Home Secretary Suella Braverman.
Home Secretary Suella Braverman.
Leon Neal via Getty Images

Suella Braverman has revealed that she considered posing as a caller to defend herself over accusations of racism.

The home secretary dismissed the claims, writing in a column: “You can’t please all of the people any of the time.”

She has been heavily criticised for comments she made about Asian grooming gangs amid a crackdown on child sexual abuse.

Braverman told Sky News vulnerable “white English girls” had been “pursued, raped, drugged and harmed” by gangs of British Pakistani men worked in “child abuse rings or networks”.

Muslim organisations have written to Rishi Sunak over the “irresponsible and divisive rhetoric” from the home secretary.

But writing in the Spectator magazine, Braverman defended herself and joked that she even thought about calling a radio phone-in to quote her heroine Margaret Thatcher.

“Last week a radio show had a phone-in asking listeners to debate whether I’m a racist,” the MP for Fareham wrote.

“I thought about calling in as Margaret from Fareham, to suggest the home secretary take courage from another Margaret’s words: ‘I always cheer up immensely if an attack is particularly wounding because I think, well, if they attack one personally, it means they have not a single political argument left.’”

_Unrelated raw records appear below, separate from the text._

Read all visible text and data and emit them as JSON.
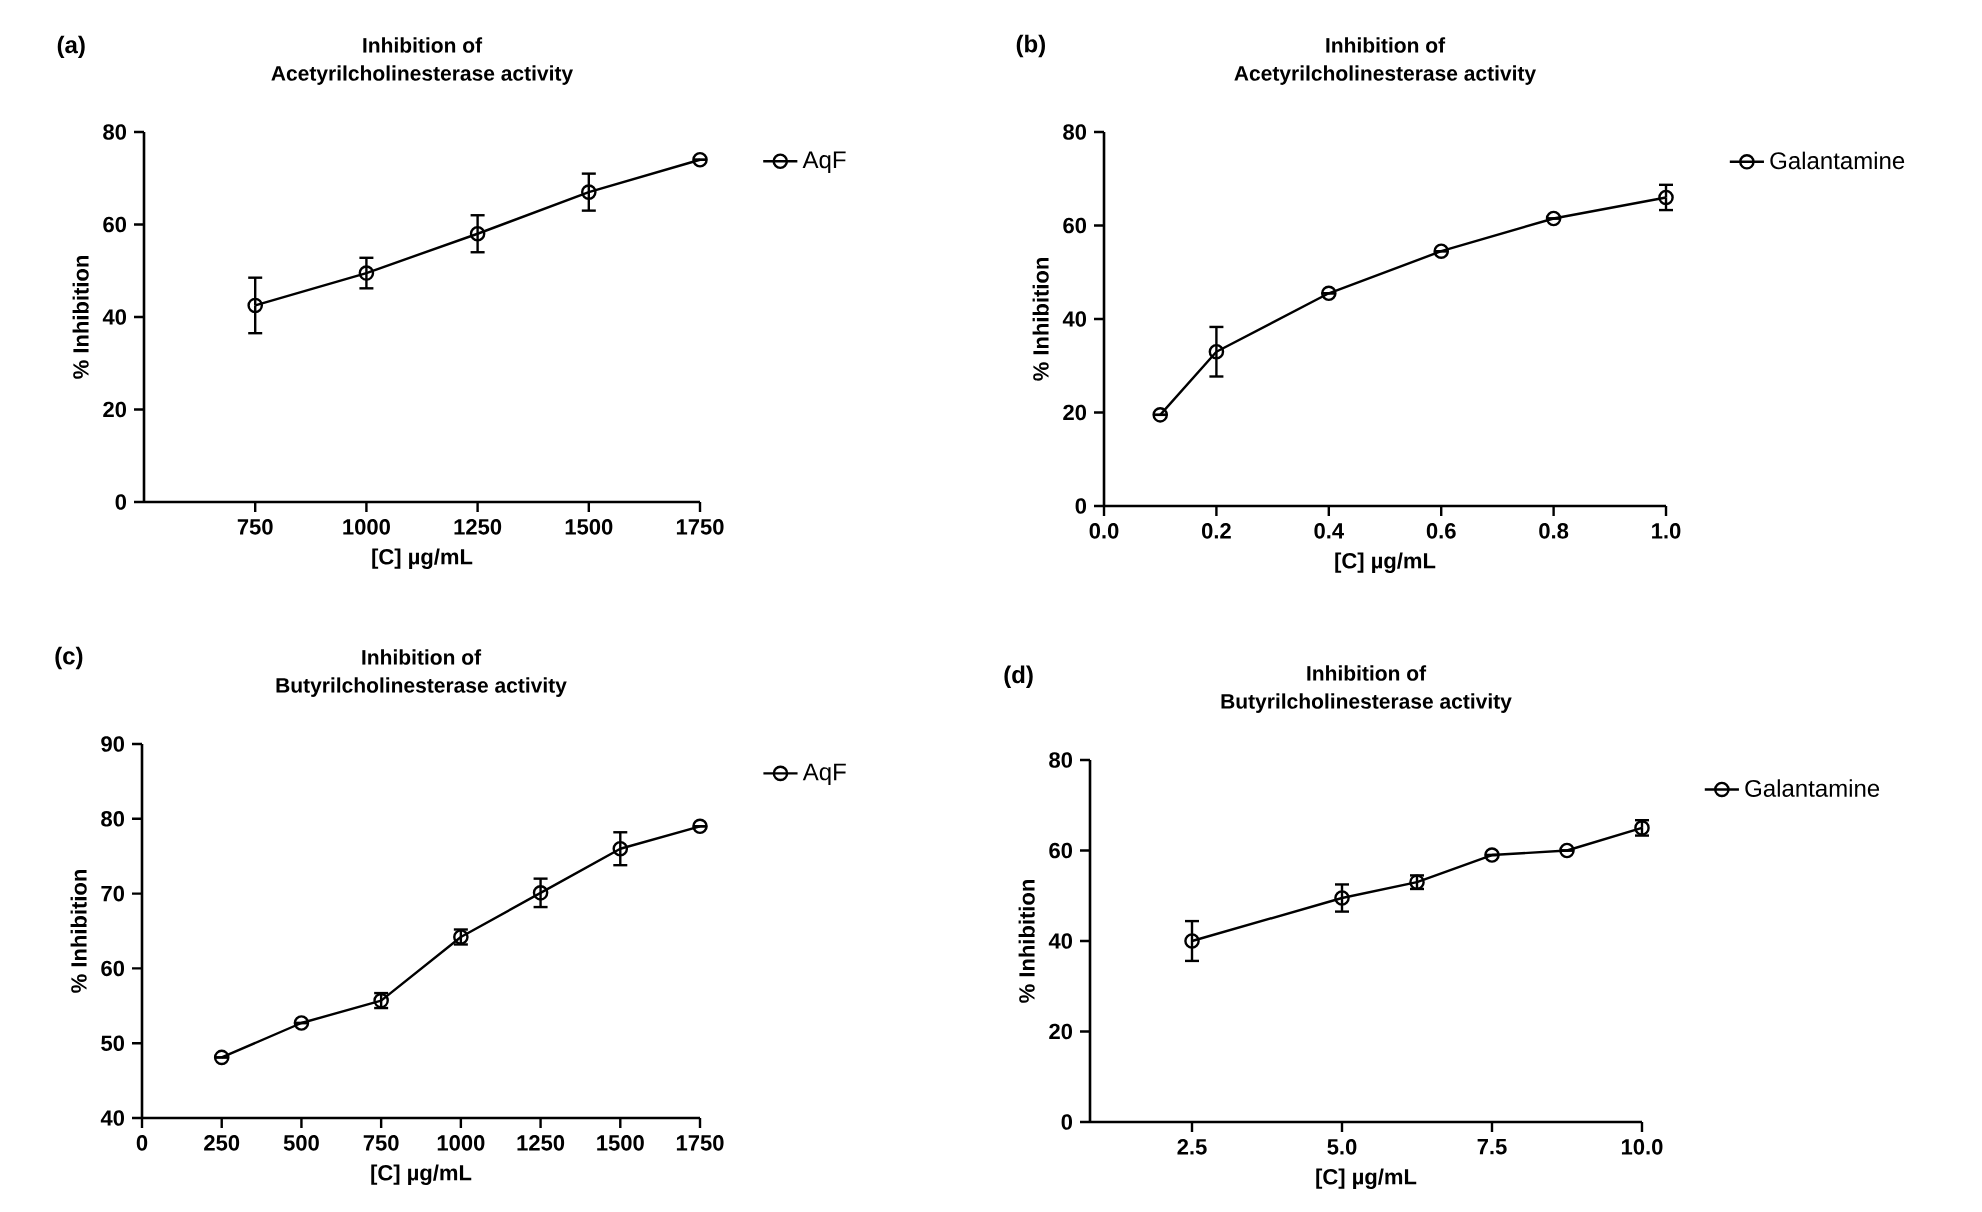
{
  "chart_data": [
    {
      "type": "line",
      "title": "Inhibition of",
      "subtitle": "Acetyrilcholinesterase activity",
      "annotations": [
        "(a)"
      ],
      "xlabel": "[C] µg/mL",
      "ylabel": "% Inhibition",
      "x": [
        750,
        1000,
        1250,
        1500,
        1750
      ],
      "xlim": [
        500,
        1750
      ],
      "xticks": [
        750,
        1000,
        1250,
        1500,
        1750
      ],
      "ylim": [
        0,
        80
      ],
      "yticks": [
        0,
        20,
        40,
        60,
        80
      ],
      "marker": "circle",
      "line_style": "solid",
      "legend": "top right",
      "series": [
        {
          "name": "AqF",
          "color": "#000000",
          "values": [
            42.5,
            49.5,
            58,
            67,
            74
          ],
          "errors": [
            6,
            3.3,
            4,
            4,
            null
          ]
        }
      ]
    },
    {
      "type": "line",
      "title": "Inhibition of",
      "subtitle": "Acetyrilcholinesterase activity",
      "annotations": [
        "(b)"
      ],
      "xlabel": "[C] µg/mL",
      "ylabel": "% Inhibition",
      "x": [
        0.1,
        0.2,
        0.4,
        0.6,
        0.8,
        1.0
      ],
      "xlim": [
        0,
        1
      ],
      "xticks": [
        {
          "value": 0,
          "label": "0.0"
        },
        0.2,
        0.4,
        0.6,
        0.8,
        {
          "value": 1,
          "label": "1.0"
        }
      ],
      "ylim": [
        0,
        80
      ],
      "yticks": [
        0,
        20,
        40,
        60,
        80
      ],
      "marker": "circle",
      "line_style": "solid",
      "legend": "top right",
      "series": [
        {
          "name": "Galantamine",
          "color": "#000000",
          "values": [
            19.5,
            33,
            45.5,
            54.5,
            61.5,
            66
          ],
          "errors": [
            null,
            5.3,
            null,
            null,
            null,
            2.7
          ]
        }
      ]
    },
    {
      "type": "line",
      "title": "Inhibition of",
      "subtitle": "Butyrilcholinesterase activity",
      "annotations": [
        "(c)"
      ],
      "xlabel": "[C] µg/mL",
      "ylabel": "% Inhibition",
      "x": [
        250,
        500,
        750,
        1000,
        1250,
        1500,
        1750
      ],
      "xlim": [
        0,
        1750
      ],
      "xticks": [
        0,
        250,
        500,
        750,
        1000,
        1250,
        1500,
        1750
      ],
      "ylim": [
        40,
        90
      ],
      "yticks": [
        40,
        50,
        60,
        70,
        80,
        90
      ],
      "marker": "circle",
      "line_style": "solid",
      "legend": "top right",
      "series": [
        {
          "name": "AqF",
          "color": "#000000",
          "values": [
            48.1,
            52.7,
            55.7,
            64.2,
            70.1,
            76,
            79
          ],
          "errors": [
            null,
            null,
            1,
            1,
            1.9,
            2.2,
            null
          ]
        }
      ]
    },
    {
      "type": "line",
      "title": "Inhibition of",
      "subtitle": "Butyrilcholinesterase activity",
      "annotations": [
        "(d)"
      ],
      "xlabel": "[C] µg/mL",
      "ylabel": "% Inhibition",
      "x": [
        2.5,
        5,
        6.25,
        7.5,
        8.75,
        10
      ],
      "xlim": [
        0.8,
        10
      ],
      "xticks": [
        2.5,
        {
          "value": 5,
          "label": "5.0"
        },
        7.5,
        {
          "value": 10,
          "label": "10.0"
        }
      ],
      "ylim": [
        0,
        80
      ],
      "yticks": [
        0,
        20,
        40,
        60,
        80
      ],
      "marker": "circle",
      "line_style": "solid",
      "legend": "top right",
      "series": [
        {
          "name": "Galantamine",
          "color": "#000000",
          "values": [
            40,
            49.5,
            53,
            59,
            60,
            65
          ],
          "errors": [
            4.4,
            3,
            1.5,
            null,
            null,
            1.7
          ]
        }
      ]
    }
  ]
}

Braverman goes on to say that in order to address the injustice of the grooming gangs scandal “we must be willing to acknowledge the role that ethnicity played in covering it up”.

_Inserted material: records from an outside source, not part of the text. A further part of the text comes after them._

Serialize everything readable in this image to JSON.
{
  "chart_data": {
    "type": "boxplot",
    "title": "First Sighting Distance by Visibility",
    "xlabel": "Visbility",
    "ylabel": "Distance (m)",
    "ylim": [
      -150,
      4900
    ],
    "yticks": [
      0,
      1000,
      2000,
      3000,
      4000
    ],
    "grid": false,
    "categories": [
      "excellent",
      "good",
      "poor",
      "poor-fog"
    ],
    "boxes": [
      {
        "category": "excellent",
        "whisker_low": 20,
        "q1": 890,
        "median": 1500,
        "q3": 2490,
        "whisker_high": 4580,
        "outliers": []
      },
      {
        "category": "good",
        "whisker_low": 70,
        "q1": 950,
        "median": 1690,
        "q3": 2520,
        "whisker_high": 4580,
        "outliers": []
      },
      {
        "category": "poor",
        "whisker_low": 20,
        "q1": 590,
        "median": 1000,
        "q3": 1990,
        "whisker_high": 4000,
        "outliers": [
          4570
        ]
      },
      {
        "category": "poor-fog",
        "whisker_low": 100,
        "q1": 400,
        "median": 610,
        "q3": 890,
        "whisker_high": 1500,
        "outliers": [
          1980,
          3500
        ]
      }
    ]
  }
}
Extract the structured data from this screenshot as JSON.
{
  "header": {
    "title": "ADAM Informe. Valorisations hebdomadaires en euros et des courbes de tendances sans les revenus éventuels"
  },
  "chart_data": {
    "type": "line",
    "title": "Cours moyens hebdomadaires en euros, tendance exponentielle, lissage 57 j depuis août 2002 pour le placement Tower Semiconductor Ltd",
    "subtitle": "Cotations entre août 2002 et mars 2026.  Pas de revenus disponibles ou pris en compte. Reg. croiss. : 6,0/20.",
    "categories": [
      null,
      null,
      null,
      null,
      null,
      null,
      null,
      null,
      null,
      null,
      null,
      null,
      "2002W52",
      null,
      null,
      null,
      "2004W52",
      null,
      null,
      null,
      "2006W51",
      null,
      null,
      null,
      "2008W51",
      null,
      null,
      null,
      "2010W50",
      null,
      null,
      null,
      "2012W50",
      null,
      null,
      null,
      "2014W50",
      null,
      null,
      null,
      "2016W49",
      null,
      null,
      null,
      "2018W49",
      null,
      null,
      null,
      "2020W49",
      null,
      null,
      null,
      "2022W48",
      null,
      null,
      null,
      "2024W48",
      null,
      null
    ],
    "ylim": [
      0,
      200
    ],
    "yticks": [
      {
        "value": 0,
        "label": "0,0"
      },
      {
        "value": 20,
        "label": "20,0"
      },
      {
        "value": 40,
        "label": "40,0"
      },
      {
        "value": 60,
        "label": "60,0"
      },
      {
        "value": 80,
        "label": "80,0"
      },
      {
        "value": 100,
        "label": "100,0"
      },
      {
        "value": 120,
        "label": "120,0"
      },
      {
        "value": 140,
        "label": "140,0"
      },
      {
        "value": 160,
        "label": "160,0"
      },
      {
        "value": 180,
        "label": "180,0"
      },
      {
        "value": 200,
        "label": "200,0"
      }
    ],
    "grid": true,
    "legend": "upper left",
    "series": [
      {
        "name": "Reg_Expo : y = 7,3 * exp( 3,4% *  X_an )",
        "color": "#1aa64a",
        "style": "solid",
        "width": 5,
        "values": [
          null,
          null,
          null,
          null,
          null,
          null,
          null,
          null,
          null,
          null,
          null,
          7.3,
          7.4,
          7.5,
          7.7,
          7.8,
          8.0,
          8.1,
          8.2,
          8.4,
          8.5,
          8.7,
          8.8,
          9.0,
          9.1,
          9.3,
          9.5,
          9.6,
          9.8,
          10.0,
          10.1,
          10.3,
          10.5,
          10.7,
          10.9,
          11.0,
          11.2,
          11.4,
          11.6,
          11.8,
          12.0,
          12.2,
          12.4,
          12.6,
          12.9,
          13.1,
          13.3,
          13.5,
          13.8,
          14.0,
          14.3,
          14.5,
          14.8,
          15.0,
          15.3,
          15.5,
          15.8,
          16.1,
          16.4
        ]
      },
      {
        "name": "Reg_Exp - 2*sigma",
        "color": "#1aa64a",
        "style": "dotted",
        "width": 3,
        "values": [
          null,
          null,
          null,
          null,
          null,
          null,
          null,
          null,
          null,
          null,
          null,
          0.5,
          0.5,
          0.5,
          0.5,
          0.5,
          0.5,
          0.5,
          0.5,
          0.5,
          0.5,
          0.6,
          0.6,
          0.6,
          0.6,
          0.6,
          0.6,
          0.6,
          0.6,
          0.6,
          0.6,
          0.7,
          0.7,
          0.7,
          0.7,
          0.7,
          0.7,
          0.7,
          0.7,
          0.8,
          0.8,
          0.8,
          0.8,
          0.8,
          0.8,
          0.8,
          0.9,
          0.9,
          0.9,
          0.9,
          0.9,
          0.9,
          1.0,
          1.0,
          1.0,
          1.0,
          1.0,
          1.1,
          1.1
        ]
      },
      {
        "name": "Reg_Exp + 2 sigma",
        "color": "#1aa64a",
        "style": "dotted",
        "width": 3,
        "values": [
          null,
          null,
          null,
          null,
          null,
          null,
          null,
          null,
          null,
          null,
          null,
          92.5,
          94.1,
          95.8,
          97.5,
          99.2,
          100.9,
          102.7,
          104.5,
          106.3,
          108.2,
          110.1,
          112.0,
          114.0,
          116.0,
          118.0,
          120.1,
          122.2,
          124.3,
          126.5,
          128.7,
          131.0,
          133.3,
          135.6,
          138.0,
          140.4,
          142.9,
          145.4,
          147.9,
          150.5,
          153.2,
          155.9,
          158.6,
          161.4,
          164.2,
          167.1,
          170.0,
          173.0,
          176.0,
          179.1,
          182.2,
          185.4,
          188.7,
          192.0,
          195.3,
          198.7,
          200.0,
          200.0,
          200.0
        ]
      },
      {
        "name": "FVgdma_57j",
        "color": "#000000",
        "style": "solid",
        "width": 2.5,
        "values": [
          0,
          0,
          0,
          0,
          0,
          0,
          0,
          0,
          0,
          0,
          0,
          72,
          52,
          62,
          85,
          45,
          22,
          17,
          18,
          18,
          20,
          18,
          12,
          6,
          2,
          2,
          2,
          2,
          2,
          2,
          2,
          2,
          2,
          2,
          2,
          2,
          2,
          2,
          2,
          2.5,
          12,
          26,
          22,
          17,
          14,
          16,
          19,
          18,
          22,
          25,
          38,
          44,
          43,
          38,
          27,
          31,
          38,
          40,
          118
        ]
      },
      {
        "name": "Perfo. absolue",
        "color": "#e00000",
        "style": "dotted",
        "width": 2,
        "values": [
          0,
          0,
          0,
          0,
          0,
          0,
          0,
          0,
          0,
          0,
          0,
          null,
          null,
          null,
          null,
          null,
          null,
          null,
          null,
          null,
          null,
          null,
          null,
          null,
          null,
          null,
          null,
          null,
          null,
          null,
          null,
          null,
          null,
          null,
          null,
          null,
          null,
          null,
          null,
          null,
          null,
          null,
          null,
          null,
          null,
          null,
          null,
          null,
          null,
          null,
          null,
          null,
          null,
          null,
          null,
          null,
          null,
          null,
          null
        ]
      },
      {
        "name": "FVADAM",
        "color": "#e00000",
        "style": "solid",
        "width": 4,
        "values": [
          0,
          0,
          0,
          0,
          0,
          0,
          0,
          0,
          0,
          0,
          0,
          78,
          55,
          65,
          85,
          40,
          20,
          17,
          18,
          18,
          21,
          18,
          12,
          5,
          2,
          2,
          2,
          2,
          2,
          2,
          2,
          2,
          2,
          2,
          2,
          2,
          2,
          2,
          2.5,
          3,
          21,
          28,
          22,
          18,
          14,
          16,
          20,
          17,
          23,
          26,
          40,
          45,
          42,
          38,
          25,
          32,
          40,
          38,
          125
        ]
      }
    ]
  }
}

She went on: “Casually accusing me of racism for speaking plain truths distorts the meaning of the term, and does a great disservice to all of us working to combat racism.”

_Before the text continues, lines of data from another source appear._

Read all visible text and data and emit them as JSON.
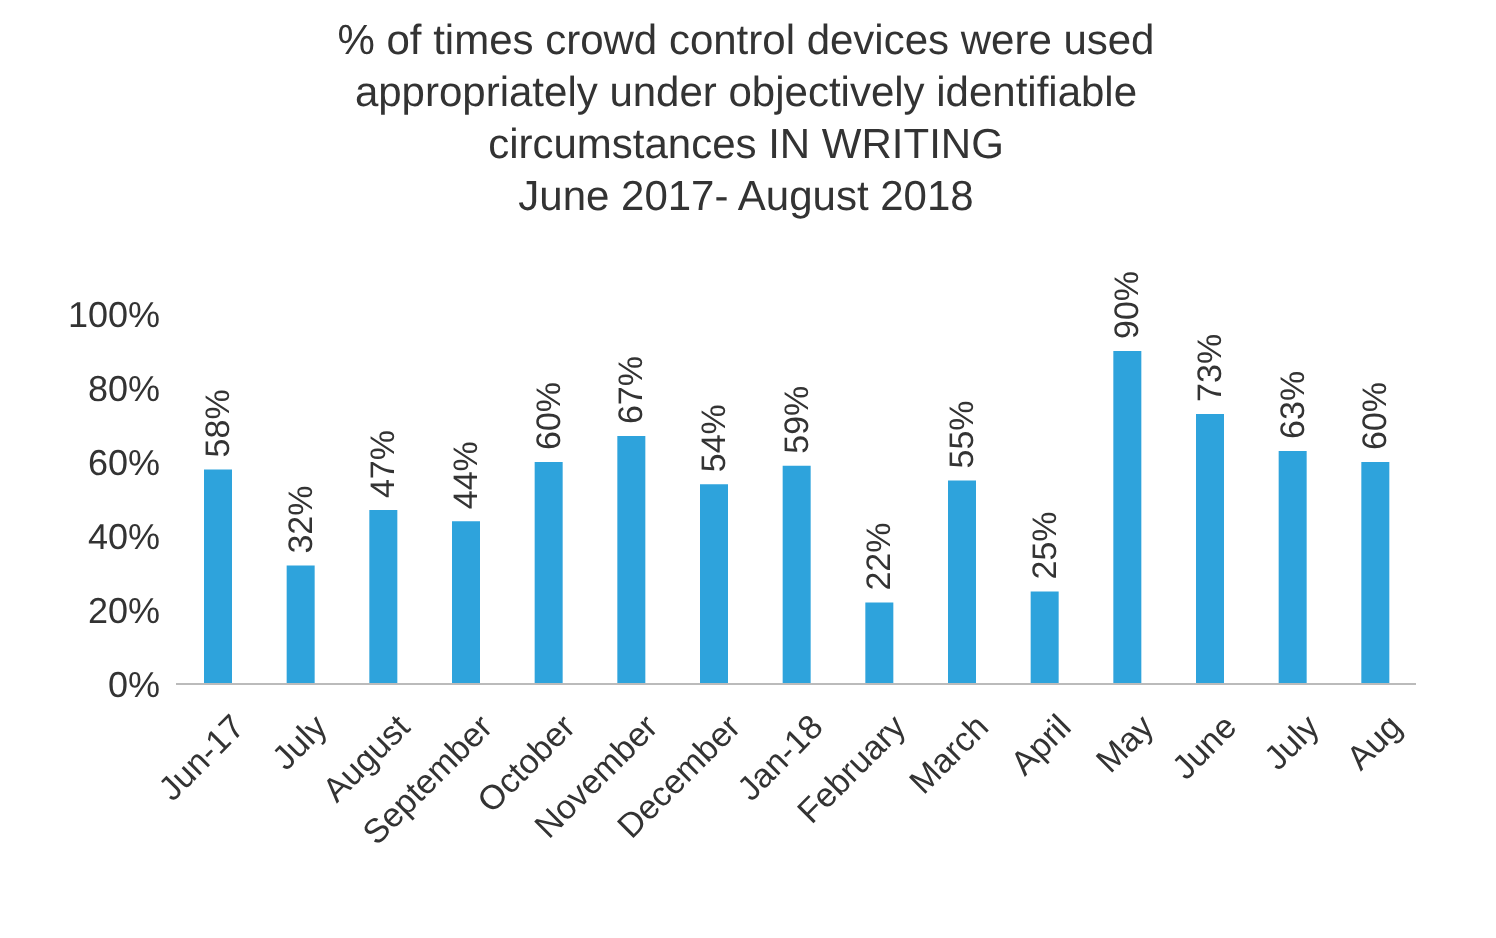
{
  "chart_data": {
    "type": "bar",
    "title": "% of times crowd control devices were used appropriately under objectively identifiable circumstances IN WRITING",
    "subtitle": "June 2017- August 2018",
    "categories": [
      "Jun-17",
      "July",
      "August",
      "September",
      "October",
      "November",
      "December",
      "Jan-18",
      "February",
      "March",
      "April",
      "May",
      "June",
      "July",
      "Aug"
    ],
    "values": [
      58,
      32,
      47,
      44,
      60,
      67,
      54,
      59,
      22,
      55,
      25,
      90,
      73,
      63,
      60
    ],
    "value_labels": [
      "58%",
      "32%",
      "47%",
      "44%",
      "60%",
      "67%",
      "54%",
      "59%",
      "22%",
      "55%",
      "25%",
      "90%",
      "73%",
      "63%",
      "60%"
    ],
    "color": "#2ea3dc",
    "ylim": [
      0,
      100
    ],
    "yticks": [
      {
        "value": 0,
        "label": "0%"
      },
      {
        "value": 20,
        "label": "20%"
      },
      {
        "value": 40,
        "label": "40%"
      },
      {
        "value": 60,
        "label": "60%"
      },
      {
        "value": 80,
        "label": "80%"
      },
      {
        "value": 100,
        "label": "100%"
      }
    ]
  }
}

Braverman’s remarks were criticised as factually inaccurate given that a home office-commissioned study in 2020 found that group-based child sexual exploitation offenders are most commonly white males under 30.

Former Tory chairman Baroness Warsi accused Braverman of using “racist rhetoric” over her comments on sexual grooming by British-Pakistani men.

Warsi said the home secretary’s “extreme views” meant she was “not fit for high office”.

Muslim leaders from across the country have urged the prime minister to “separate himself” from Braverman’s comments as well as leaders in medicine, business and finance.

The Muslim Council of Britain urged the government to “adhere to the facts of the matter, rather than deploying deeply divisive, racially charged rhetoric that amplifies far-right narratives and demonises an entire community”.

The Muslim Women’s network said Braverman’s approach of “demonising an entire community and lending credibility to far-right narratives undermines the need to ensure all victims of CSE are protected and all perpetrators are bought to justice”.